The Mississippi Bar
- Type: Legal Society
- Headquarters: Jackson, MS
- Location: United States;
- Membership: 10,000 in 2012 (3,000 out of state)
- Website: http://www.msbar.org/

= The Mississippi Bar =

Bar Association

The Mississippi Bar is the integrated (mandatory) bar association of the U.S. state of Mississippi.

==History ==
The Mississippi Bar traces its lineage to a voluntary membership organization formed in 1821; however, this association lapsed after four years. It was revived in 1886, but lapsed six years later. In 1905, it was revived again; its first president was G.D. Shands. During the Great Depression, membership dwindled amid public skepticism about lawyer ethics.

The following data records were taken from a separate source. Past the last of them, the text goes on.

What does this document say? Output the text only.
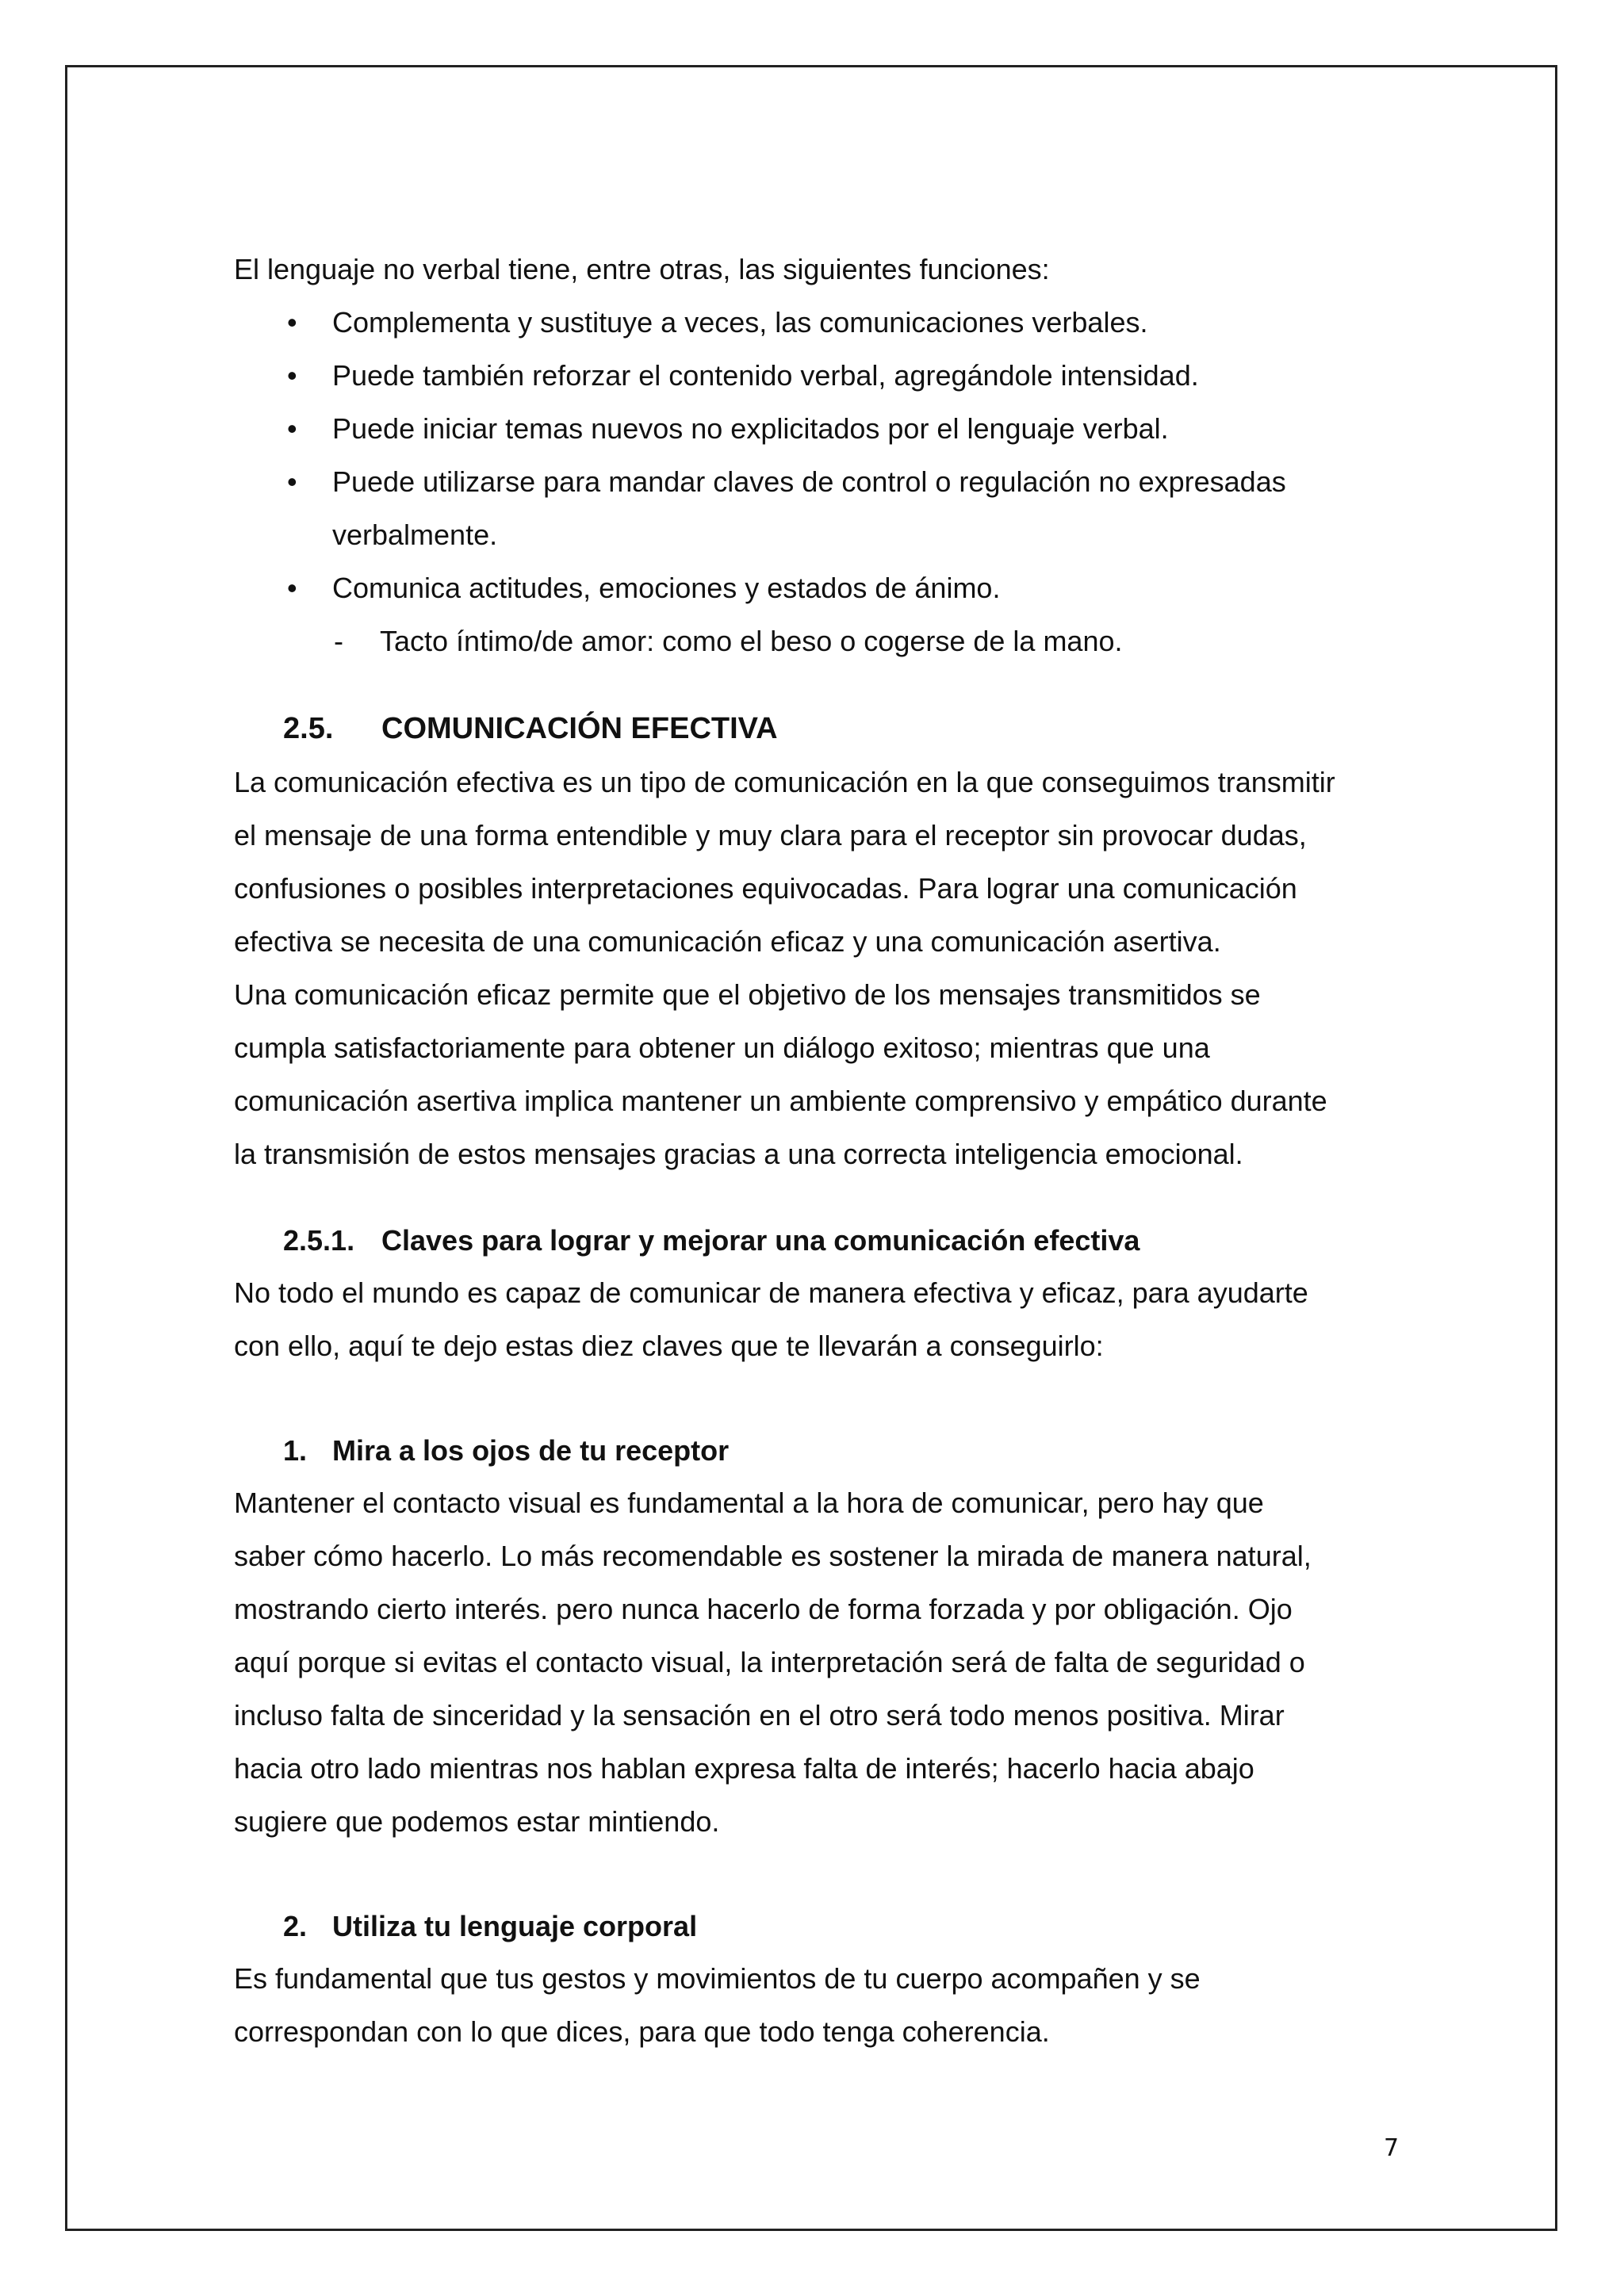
El lenguaje no verbal tiene, entre otras, las siguientes funciones:

• Complementa y sustituye a veces, las comunicaciones verbales.
• Puede también reforzar el contenido verbal, agregándole intensidad.
• Puede iniciar temas nuevos no explicitados por el lenguaje verbal.
• Puede utilizarse para mandar claves de control o regulación no expresadas
verbalmente.
• Comunica actitudes, emociones y estados de ánimo.
- Tacto íntimo/de amor: como el beso o cogerse de la mano.
2.5. COMUNICACIÓN EFECTIVA

La comunicación efectiva es un tipo de comunicación en la que conseguimos transmitir

el mensaje de una forma entendible y muy clara para el receptor sin provocar dudas,

confusiones o posibles interpretaciones equivocadas. Para lograr una comunicación

efectiva se necesita de una comunicación eficaz y una comunicación asertiva.

Una comunicación eficaz permite que el objetivo de los mensajes transmitidos se

cumpla satisfactoriamente para obtener un diálogo exitoso; mientras que una

comunicación asertiva implica mantener un ambiente comprensivo y empático durante

la transmisión de estos mensajes gracias a una correcta inteligencia emocional.

2.5.1. Claves para lograr y mejorar una comunicación efectiva

No todo el mundo es capaz de comunicar de manera efectiva y eficaz, para ayudarte

con ello, aquí te dejo estas diez claves que te llevarán a conseguirlo:

1. Mira a los ojos de tu receptor

Mantener el contacto visual es fundamental a la hora de comunicar, pero hay que

saber cómo hacerlo. Lo más recomendable es sostener la mirada de manera natural,

mostrando cierto interés. pero nunca hacerlo de forma forzada y por obligación. Ojo

aquí porque si evitas el contacto visual, la interpretación será de falta de seguridad o

incluso falta de sinceridad y la sensación en el otro será todo menos positiva. Mirar

hacia otro lado mientras nos hablan expresa falta de interés; hacerlo hacia abajo

sugiere que podemos estar mintiendo.

2. Utiliza tu lenguaje corporal

Es fundamental que tus gestos y movimientos de tu cuerpo acompañen y se

correspondan con lo que dices, para que todo tenga coherencia.

7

In response, leading Mississippi lawyers successfully urged the passage of the state's Unified Bar Act in 1932, leading to the present-day mandatory Bar.

==Structure==
Bar policy is set by a Board consisting of the organization's officers plus Board members elected by state circuit court district.

The Bar’s Consumer Assistance Program is designed to assist clients with every day consumer type problems with their attorneys.

The Bar does not regulate the Bar exam; that function is fulfilled by the Mississippi Board of Bar Admissions.

The Bar enforces the rule that Mississippi lawyers must complete 12 credits each year.